I asked her how she could possibly stay on such a restrictive diet. This is not a person who I recall fitting a vegan’s profile – we talked about how we both like roast beef and provolone roll-ups – so it was unexpected that she’d embrace veganism.

She told me the fear of death was what made her stay on it.

“My doctor can’t believe my blood work – all my numbers are normal now. I seem to be actually reversing heart disease.”

I asked her how she can possibly do this in a house full of other people who don’t follow the same diet. She told me it was hard, but the thought of leaving her husband, kids, and grandkids behind kept her on track – and the fear that just one little cheat would reverse all her hard work (raise your hands if you’ve been there).
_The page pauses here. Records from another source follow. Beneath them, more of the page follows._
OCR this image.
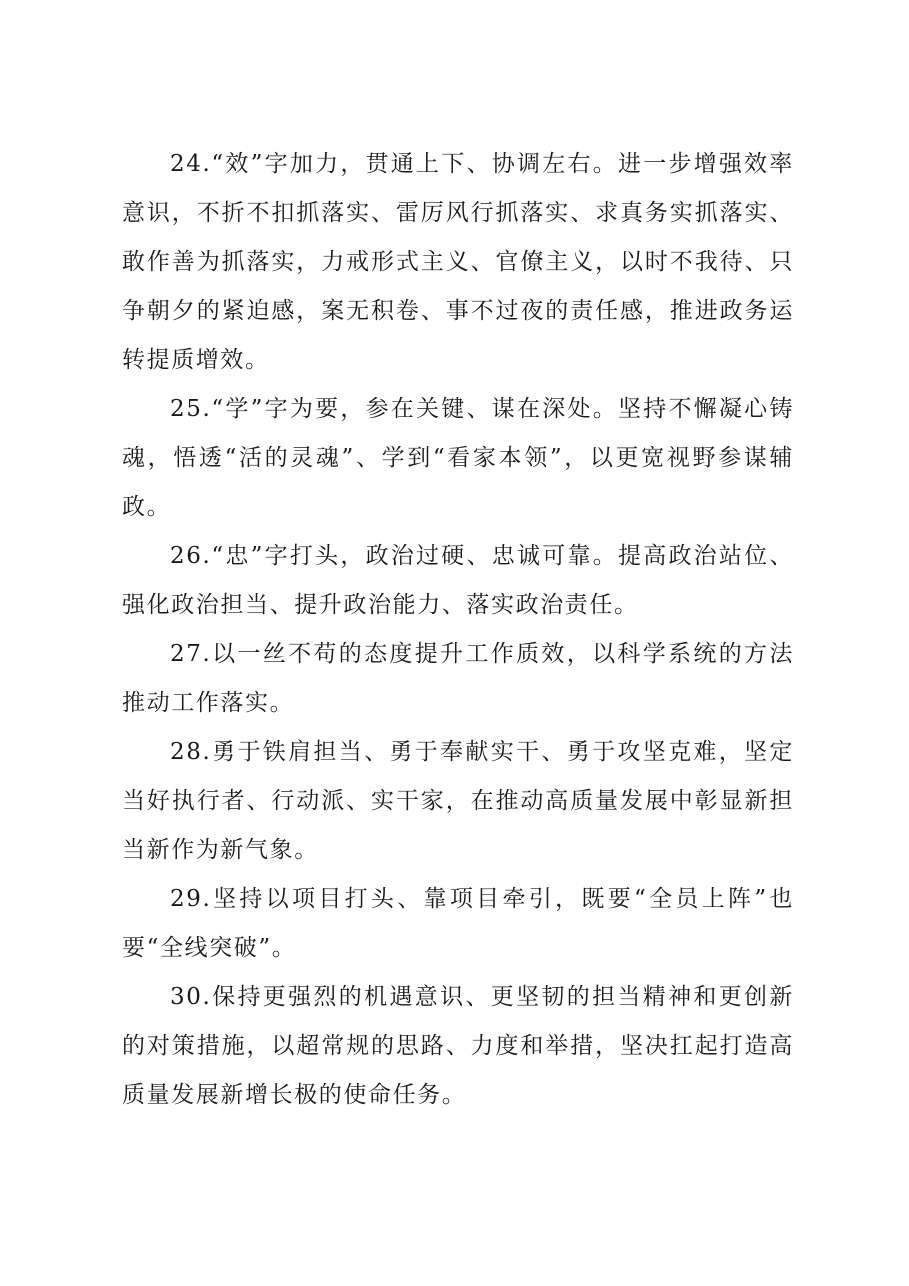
24.“效”字加力，贯通上下、协调左右。进一步增强效率意识，不折不扣抓落实、雷厉风行抓落实、求真务实抓落实、敢作善为抓落实，力戒形式主义、官僚主义，以时不我待、只争朝夕的紧迫感，案无积卷、事不过夜的责任感，推进政务运转提质增效。

25.“学”字为要，参在关键、谋在深处。坚持不懈凝心铸魂，悟透“活的灵魂”、学到“看家本领”，以更宽视野参谋辅政。

26.“忠”字打头，政治过硬、忠诚可靠。提高政治站位、强化政治担当、提升政治能力、落实政治责任。

27.以一丝不苟的态度提升工作质效，以科学系统的方法推动工作落实。

28.勇于铁肩担当、勇于奉献实干、勇于攻坚克难，坚定当好执行者、行动派、实干家，在推动高质量发展中彰显新担当新作为新气象。

29.坚持以项目打头、靠项目牵引，既要“全员上阵”也要“全线突破”。

30.保持更强烈的机遇意识、更坚韧的担当精神和更创新的对策措施，以超常规的思路、力度和举措，坚决扛起打造高质量发展新增长极的使命任务。
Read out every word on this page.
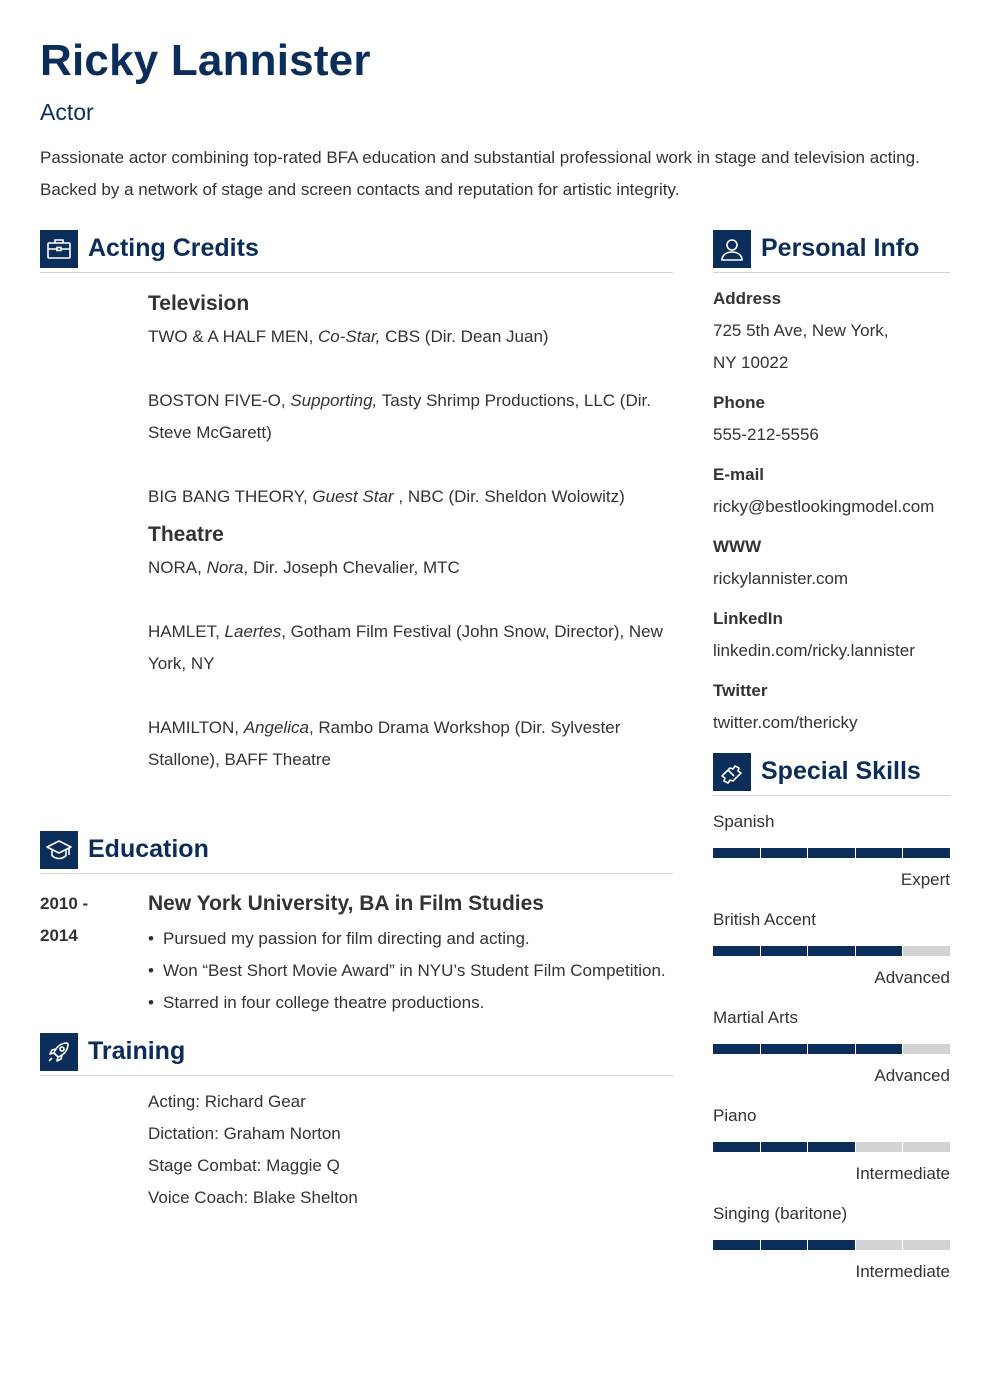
Ricky Lannister
Actor
Passionate actor combining top-rated BFA education and substantial professional work in stage and television acting. Backed by a network of stage and screen contacts and reputation for artistic integrity.
Acting Credits
Television
TWO & A HALF MEN, Co-Star, CBS (Dir. Dean Juan)
BOSTON FIVE-O, Supporting, Tasty Shrimp Productions, LLC (Dir. Steve McGarett)
BIG BANG THEORY, Guest Star , NBC (Dir. Sheldon Wolowitz)
Theatre
NORA, Nora, Dir. Joseph Chevalier, MTC
HAMLET, Laertes, Gotham Film Festival (John Snow, Director), New York, NY
HAMILTON, Angelica, Rambo Drama Workshop (Dir. Sylvester Stallone), BAFF Theatre
Education
2010 -
2014
New York University, BA in Film Studies
• Pursued my passion for film directing and acting.
• Won “Best Short Movie Award” in NYU’s Student Film Competition.
• Starred in four college theatre productions.
Training
Acting: Richard Gear
Dictation: Graham Norton
Stage Combat: Maggie Q
Voice Coach: Blake Shelton
Personal Info
Address
725 5th Ave, New York,
NY 10022
Phone
555-212-5556
E-mail
ricky@bestlookingmodel.com
WWW
rickylannister.com
LinkedIn
linkedin.com/ricky.lannister
Twitter
twitter.com/thericky
Special Skills
Spanish
Expert
British Accent
Advanced
Martial Arts
Advanced
Piano
Intermediate
Singing (baritone)
Intermediate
“My doctor told me I now have a chance to live a normal lifespan.”

That’s her story, and what can you say except: more power to you, girl. You go with what works. She’s happy eating her soy cheese and tofu and chickpeas – and feels better than she has in years.

Being told you’re gonna die can have that sort of effect over you. It changes things. I’m glad her doctor was so blunt with her and didn’t sugar-coat things.

Maybe she won’t be reading this blog, but that’s ok – I know there’s more than one right way to do things, and there’s no need to diss what works for other people.

And I know that Atkins is not for everyone.